The paper's senior author, David M. Ornitz, M.D., Ph.D., the Alumni Endowed Professor of Developmental Biology, studies fibroblast growth factors (FGFs), which are signaling molecules that play broad roles in embryonic development, tissue maintenance, and wound healing. They interact with specific receptor molecules, FGFRs, located on the surface of many types of cells in the body.

When an organ is injured, the healing process involves the growth of new blood vessels. Since the cells lining the interior of blood vessels and blood cells themselves are important for developing new vasculature, Dr. Ornitz and his colleagues asked what would happen if they turned off signaling of the FGFR1 and FGFR2 proteins, two major mediators of the FGF signal that are present in the cells that line blood vessels. Their strategy differed from past studies, which shut down this signaling more broadly.

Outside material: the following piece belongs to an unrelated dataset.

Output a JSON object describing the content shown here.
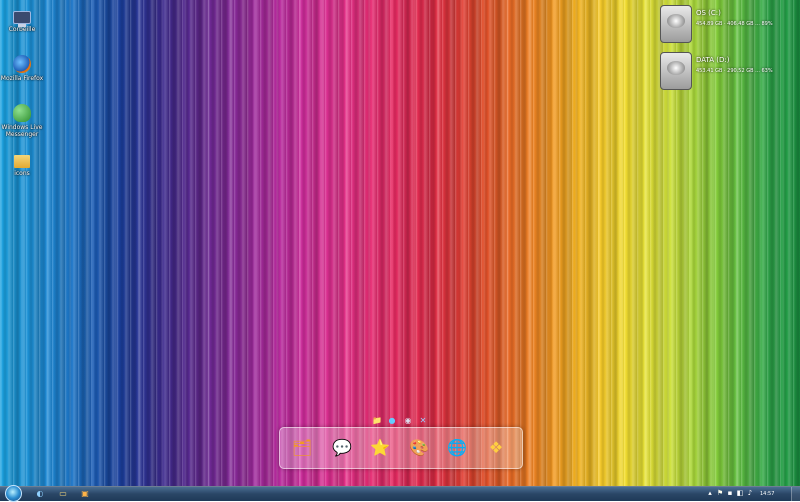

“The first thing we noticed, and we were rather surprised by this, was that the mice were completely normal,” said Dr. Ornitz. “They were running around and lived to a ripe old age. We did genetic tests to make sure they actually lacked these proteins. But when we challenged these mice, we saw that they healed from a skin injury more slowly than their normal littermates, and we found that the density of blood vessels surrounding the injury site was significantly decreased.”

With collaborator and co-senior author Rajendra S. Apte, M.D., Ph.D,. the Paul A. Cibis Distinguished Professor of Ophthalmology and Visual Sciences, the researchers also looked at the eyes. Like any other organ, new blood vessels grow in the eye in response to disease or injury. But unlike the rest of the body, new blood vessels are not desired here, since they bleed, cause scar tissue formation, and block light to the retina, causing vision loss.

The new work suggests that increasing FGF signaling in the body might help improve wound healing by increasing new blood vessel growth following an injury, especially in those who have trouble healing, such as patients with diabetes-related foot ulcers. Dr. Ornitz pointed out that human FGF2 is already in clinical use as a topical spray in Japan for foot ulcers and similar wound healing purposes.

Conversely, inhibiting these pathways in the eye might help patients with age-related macular degeneration or diabetic retinopathy. Such patients grow new blood vessels in response to these diseased or injured states, but the new vessels only serve to obscure vision, not help heal an abnormal eye. And since the research suggests these FGF pathways are not involved with normal development and tissue maintenance, any treatments boosting or inhibiting these signals would likely not effect healthy tissue.

“That's an important point,” said Dr. Apte, who treats patients at Barnes-Jewish Hospital. “In diabetes, the normal blood vessels of the retina become fragile because the disease affects them. With any targeted therapy, we worry about damaging the normal vessels. But our work suggests that inhibiting FGF signaling in the eye may prevent this abnormal response without harming normal vessels.”